Collection of Czechoslovak Chemical Communications - digital archive 

Abstract

Substituted allylic alcohols (2-buten-1-ol, 1-buten-3-ol, cinnamyl alcohol and 3-methyl-2-buten-1-ol) react with acyl isothiocyanates (4-chlorobenzoyl, 2,6-difluorobenzoyl, 3-phenylpropenoyl, 2-thienocarbonyl, 3-chloro-2-thienocarbonyl and 3-chloro-2-benzo[b]thienocarbonyl isothiocyanate) with the formation of highly reactive O-substituted allyl N-acylmonothiocarbamates, which either spontaneously or by heating in boiling benzene undergo [3,3]-sigmatropic rearrangement to S-substituted allyl N-acylmonothiocarbamates. The structure of S-esters with isomerized allylic group affords the unequivocal evidence of the [3,3]-sigmatropic route of studied rearrangement. Further heating of [3,3]-rearranged N-(4-chlorobenzoyl)monothiocarbamates results in the [1,3]-sigmatropic shift of monothiocarbamate group.
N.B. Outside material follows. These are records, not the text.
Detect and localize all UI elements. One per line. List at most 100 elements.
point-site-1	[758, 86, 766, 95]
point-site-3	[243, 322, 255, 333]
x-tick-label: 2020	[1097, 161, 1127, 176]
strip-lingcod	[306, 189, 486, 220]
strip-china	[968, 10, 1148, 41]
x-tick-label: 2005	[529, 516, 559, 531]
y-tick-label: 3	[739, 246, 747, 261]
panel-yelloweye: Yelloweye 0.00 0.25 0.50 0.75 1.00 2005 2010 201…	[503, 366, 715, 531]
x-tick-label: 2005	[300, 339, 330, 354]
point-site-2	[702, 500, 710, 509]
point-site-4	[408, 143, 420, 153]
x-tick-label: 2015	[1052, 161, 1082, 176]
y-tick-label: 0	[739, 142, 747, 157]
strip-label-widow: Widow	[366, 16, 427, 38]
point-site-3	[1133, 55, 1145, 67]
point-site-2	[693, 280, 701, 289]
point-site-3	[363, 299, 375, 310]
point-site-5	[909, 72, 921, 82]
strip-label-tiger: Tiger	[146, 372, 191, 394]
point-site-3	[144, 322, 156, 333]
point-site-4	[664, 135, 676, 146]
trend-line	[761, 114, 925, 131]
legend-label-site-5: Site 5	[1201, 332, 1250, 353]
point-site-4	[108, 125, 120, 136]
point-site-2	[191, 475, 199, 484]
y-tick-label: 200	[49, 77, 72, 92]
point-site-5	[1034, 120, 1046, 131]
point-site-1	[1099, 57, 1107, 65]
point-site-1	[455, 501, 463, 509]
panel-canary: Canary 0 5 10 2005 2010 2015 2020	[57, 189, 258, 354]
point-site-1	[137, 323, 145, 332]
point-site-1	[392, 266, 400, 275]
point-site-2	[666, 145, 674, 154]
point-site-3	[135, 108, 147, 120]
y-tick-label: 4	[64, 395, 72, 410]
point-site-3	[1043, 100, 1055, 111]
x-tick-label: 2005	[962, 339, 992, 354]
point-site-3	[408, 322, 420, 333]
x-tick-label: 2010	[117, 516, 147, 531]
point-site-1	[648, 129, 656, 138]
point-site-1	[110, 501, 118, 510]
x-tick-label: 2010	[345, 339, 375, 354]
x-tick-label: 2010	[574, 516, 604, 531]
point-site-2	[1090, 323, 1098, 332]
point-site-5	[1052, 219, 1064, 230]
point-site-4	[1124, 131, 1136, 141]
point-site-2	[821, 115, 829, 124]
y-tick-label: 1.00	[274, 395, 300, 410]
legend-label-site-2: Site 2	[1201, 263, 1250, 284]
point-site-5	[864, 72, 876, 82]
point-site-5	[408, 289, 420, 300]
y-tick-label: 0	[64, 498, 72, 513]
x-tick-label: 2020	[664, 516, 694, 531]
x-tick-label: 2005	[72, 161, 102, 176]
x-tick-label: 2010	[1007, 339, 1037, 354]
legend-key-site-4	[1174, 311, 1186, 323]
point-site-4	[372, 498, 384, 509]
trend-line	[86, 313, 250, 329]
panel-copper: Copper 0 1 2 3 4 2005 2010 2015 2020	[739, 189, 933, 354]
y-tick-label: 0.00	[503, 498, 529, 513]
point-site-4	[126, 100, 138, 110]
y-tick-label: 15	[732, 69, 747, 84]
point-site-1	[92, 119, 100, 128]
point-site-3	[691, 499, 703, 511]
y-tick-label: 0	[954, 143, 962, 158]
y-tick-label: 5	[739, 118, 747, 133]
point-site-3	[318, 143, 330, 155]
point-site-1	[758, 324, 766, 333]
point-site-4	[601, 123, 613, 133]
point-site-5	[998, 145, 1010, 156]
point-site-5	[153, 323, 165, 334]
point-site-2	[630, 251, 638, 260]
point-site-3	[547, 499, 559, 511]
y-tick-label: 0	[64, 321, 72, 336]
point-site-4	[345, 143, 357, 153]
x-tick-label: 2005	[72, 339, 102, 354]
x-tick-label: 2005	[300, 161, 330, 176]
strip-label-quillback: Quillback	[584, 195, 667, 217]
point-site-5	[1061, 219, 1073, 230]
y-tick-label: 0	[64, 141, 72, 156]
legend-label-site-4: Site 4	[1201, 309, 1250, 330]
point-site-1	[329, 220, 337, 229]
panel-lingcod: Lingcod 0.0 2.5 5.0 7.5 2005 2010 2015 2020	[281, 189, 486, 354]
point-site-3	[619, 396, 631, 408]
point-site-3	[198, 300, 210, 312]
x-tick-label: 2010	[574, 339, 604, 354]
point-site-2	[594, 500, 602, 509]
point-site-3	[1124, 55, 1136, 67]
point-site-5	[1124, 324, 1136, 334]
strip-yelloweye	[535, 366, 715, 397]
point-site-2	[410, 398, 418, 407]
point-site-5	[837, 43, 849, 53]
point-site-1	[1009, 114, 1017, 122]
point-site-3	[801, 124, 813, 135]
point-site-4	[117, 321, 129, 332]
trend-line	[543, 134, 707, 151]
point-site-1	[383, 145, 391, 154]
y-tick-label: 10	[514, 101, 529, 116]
Using arylalkyl alcohols with the allylic double bond inserted into an aromatic system the obtained O-esters either do not undergo any rearrangement (benzyl alcohol) or undergo [1,3]-sigmatropic rearrangement (2- and 3-furylmethanol and 1-(2-furyl)ethanol) to the corresponding S-esters. For explanation of this reaction the tandem of [3,3]- and [1,3]-sigmatropic rearrangements is suggested.